Header

ATAS BERKAT ROCHMAT ALLOH YANG MAHA KUASA

OPSHID Terjang Rintangan Demi Sukseskan Rumah Syukur, KODIM Sinergikan Positif

15 Oktober 2024 15:45

OPSHID Terjang Rintangan Demi Sukseskan Rumah Syukur, KODIM Sinergikan Positif

Melewati jalur pegunungan yang terjal dan penuh rintangan, OPSHID Probolinggo tak gentar menghadapi kesulitan. Berbekal keyakinan yang kuat dan semangat gotong royong, mereka berkomitmen memaksimalkan kinerja pembangunan Rumah Syukur.

Semangat ini memicu gelombang positif yang menarik perhatian Komando Distrik Militer (KODIM) di bawah Angkatan TNI AD, mereka ingin berkontribusi dalam program ini, menganggapnya sebagai gerakan sosial yang mencerminkan totalitas dalam mensejahterakan rakyat Indonesia.


MENEMBUS RINTANGAN, MENGUKIR HARAPAN

Dalam Tasyakkuran Sumpah Pemuda ke-96, OPSHID Probolinggo bersatu dalam misi mulia membangun Rumah Syukur di Dsn. Pojok, Desa Pandansari, Kec. Sumber, Probolinggo. Sebelumnya, OPSHID Probolinggo masih berkolaborasi dengan OPSHID daerah lain.

Empat bulan sebelum pembangunan,  OPSHID bersama pengurus Organisasi Thoriqoh Shiddiqiyyah Probolinggo merancang konsep pembangunan. Perkiraan dana yang dibutuhkan mencapai 100 juta. Keberanian mereka membangun Rumah Syukur lahir dari kesadaran jiwa dan keyakinan bahwa program ini akan terwujud. Meski mayoritas anggota OPSHID di daerah pegunungan adalah petani dan tukang ojek sayur dengan penghasilan hanya 50-150 ribu rupiah per hari, namun mereka mampu memberikan manfaat bagi sesama.

Modal awal OPSHID Probolinggo hanya 15 juta rupiah dan terus meningkat seiring waktu. Bapak Supriyo, penanggung jawab pembangunan menegaskan kesiapan luar biasa relawan OPSHID, “Semua siap sesuai kemampuan, ada yang menyumbang 500 ribu hingga 1 juta. Alhamdulillah, setiap hari ada yang memberi. Bila ada yang kurang, tanpa diminta, pasti ada yang shodaqoh", tuturnya.

Para relawan yang tetap mencari nafkah, juga aktif dalam program ini. Mereka mengatur waktu dengan baik agar pembangunan berjalan efektif, sehingga dalam 40 hari rumah sudah bisa dihuni oleh penerima, "Pokoknya nggak kenal waktu, datang kapanpun pagi atau siang. Teman-teman dari daerah sini ikut setiap hari. Meski capek setelah dari kebun, saya tetap berangkat karena merasa bertanggung jawab. Alhamdulillah, tidak mengeluh, tetap lanjut, kadang ninggal pekerjaan lain, biar bisa ke Rumah Syukur”, ucap Supriyo penuh semangat.

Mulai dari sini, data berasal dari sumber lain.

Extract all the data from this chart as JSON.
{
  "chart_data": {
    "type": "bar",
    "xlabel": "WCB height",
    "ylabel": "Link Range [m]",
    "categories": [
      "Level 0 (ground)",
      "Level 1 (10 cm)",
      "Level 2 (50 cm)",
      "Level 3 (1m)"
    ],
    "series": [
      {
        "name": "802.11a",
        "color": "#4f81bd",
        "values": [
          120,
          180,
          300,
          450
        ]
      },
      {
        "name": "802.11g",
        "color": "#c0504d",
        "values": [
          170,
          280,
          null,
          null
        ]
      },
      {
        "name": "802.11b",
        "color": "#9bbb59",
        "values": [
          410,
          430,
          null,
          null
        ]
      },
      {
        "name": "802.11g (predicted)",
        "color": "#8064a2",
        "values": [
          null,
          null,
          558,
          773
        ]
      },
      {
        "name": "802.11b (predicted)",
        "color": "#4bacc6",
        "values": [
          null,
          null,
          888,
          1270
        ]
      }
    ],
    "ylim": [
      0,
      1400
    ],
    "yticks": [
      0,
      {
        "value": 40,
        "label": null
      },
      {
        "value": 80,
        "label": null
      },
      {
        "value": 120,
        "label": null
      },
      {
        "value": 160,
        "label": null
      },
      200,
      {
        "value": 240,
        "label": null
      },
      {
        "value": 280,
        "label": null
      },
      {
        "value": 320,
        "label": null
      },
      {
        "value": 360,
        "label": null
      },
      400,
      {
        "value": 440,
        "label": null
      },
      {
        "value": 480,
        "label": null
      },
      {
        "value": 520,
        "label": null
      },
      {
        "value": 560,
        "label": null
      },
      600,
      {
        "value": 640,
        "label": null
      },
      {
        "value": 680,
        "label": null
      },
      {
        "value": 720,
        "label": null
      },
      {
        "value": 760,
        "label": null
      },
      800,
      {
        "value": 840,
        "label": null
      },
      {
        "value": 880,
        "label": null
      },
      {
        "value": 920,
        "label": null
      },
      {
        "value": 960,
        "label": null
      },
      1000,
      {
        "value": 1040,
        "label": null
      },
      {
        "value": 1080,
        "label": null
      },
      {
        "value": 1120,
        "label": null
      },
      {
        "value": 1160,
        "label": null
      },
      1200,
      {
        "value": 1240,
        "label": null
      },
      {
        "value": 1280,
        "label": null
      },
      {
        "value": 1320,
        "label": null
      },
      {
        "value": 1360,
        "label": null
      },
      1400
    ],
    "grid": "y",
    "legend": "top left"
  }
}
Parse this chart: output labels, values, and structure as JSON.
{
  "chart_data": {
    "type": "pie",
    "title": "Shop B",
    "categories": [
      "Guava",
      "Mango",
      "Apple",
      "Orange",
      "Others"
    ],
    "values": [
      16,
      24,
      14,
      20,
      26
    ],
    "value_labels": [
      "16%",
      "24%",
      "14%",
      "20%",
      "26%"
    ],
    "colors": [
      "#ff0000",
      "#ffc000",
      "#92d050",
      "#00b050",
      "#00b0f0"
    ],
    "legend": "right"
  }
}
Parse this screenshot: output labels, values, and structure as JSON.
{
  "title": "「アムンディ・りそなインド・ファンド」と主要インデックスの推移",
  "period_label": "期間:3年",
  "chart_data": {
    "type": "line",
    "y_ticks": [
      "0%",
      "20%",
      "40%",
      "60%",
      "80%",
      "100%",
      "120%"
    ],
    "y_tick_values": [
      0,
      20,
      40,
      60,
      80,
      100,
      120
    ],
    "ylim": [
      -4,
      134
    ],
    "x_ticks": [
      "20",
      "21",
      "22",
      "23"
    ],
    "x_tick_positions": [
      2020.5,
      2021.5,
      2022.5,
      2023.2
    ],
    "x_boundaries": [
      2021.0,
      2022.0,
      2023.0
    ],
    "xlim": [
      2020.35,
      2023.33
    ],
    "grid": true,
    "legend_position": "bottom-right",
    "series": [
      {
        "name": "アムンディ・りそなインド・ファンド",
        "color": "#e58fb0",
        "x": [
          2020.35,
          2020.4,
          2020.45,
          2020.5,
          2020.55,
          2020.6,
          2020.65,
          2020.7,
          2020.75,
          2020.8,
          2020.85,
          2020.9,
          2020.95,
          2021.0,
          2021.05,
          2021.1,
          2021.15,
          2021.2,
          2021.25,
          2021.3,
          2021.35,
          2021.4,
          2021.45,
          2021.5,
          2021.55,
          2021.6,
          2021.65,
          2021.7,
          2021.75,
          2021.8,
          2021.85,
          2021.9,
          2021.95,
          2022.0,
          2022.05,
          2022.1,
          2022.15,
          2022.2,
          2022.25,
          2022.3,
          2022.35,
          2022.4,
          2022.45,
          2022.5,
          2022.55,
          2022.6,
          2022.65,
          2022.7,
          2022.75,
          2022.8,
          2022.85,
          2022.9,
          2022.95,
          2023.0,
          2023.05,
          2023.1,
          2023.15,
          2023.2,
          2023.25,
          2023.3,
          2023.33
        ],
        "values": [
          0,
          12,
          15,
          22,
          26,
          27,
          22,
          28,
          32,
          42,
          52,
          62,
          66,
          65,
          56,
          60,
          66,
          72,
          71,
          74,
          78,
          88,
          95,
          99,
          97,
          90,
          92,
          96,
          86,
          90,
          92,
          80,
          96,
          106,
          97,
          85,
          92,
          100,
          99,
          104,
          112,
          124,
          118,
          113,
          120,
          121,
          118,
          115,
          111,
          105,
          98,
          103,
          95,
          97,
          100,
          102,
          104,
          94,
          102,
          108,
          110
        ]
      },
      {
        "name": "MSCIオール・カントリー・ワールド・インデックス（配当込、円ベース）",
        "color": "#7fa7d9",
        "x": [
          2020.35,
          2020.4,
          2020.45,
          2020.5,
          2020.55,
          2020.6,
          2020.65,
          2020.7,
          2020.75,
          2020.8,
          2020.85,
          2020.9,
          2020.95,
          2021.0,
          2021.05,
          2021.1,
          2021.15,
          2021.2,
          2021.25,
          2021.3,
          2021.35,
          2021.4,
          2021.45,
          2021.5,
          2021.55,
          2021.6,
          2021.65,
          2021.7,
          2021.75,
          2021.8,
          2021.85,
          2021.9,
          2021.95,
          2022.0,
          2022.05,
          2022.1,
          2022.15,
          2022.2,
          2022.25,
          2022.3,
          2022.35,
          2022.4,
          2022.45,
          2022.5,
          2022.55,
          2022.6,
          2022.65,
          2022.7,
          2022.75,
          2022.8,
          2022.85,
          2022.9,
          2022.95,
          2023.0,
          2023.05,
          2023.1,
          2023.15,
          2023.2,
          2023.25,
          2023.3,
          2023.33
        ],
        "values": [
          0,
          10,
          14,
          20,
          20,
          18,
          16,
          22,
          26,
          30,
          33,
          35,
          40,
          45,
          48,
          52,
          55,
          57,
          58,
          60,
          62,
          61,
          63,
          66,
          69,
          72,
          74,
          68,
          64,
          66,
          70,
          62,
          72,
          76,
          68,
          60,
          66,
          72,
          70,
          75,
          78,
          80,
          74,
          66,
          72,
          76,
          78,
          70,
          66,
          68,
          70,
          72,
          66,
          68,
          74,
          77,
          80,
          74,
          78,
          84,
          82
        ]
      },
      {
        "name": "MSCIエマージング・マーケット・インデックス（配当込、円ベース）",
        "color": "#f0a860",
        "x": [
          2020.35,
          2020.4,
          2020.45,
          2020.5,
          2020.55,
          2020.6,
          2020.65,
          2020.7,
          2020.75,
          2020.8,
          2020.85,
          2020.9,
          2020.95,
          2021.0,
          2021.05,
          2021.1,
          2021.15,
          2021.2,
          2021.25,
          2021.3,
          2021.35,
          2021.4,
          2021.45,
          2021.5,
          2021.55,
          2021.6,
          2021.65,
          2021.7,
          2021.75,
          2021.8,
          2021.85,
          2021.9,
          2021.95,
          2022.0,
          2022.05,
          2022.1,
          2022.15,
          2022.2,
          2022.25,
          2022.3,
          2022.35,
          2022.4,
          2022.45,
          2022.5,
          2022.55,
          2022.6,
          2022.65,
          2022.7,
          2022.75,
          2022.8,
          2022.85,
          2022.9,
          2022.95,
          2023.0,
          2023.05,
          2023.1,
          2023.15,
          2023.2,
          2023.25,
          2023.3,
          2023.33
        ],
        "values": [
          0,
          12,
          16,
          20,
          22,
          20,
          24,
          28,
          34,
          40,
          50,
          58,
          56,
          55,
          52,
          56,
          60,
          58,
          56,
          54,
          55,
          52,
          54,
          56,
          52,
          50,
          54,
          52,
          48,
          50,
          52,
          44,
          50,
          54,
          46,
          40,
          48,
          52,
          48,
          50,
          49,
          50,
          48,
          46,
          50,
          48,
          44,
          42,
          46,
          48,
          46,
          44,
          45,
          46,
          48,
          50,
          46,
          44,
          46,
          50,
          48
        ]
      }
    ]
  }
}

Begitupun relawan dari kota, menunjukkan keseriusannya dengan membagi waktu dari pekerjaannya, “Kalau anggota OPSHID yang di kota itu kerjanya ada yang swasta. Rata-rata hadir itu bisanya Minggu. Namun ada juga yang cuti beberapa hari untuk ambil waktu bangun Rumah Syukur”, lanjut Supriyo.

Perjalanan dari kota menuju desa Pandan Sari memakan waktu 1,5 hingga 2 jam, dengan medan curam dan berkelok tajam. Kebanyakan, hanya yang berpengalaman di jalur tersebut yang bisa melaluinya. Supriyo, warga asli desa sana kerap berulang kali melewatinya untuk menjemput relawan ke rumah Syukur.  "Relawan yang menginap di rumah, paginya saya antar ke lokasi. Yang rumahnya dekat bawa kendaraan sendiri. Kalau dari kota, biasanya ngehubungi saya. Kalau OPSHID ya nekat, meski belum terbiasa, mereka nggak takut sama medan sulit. Kalau gak kuat naik, ya didorong”, ucap Supriyo.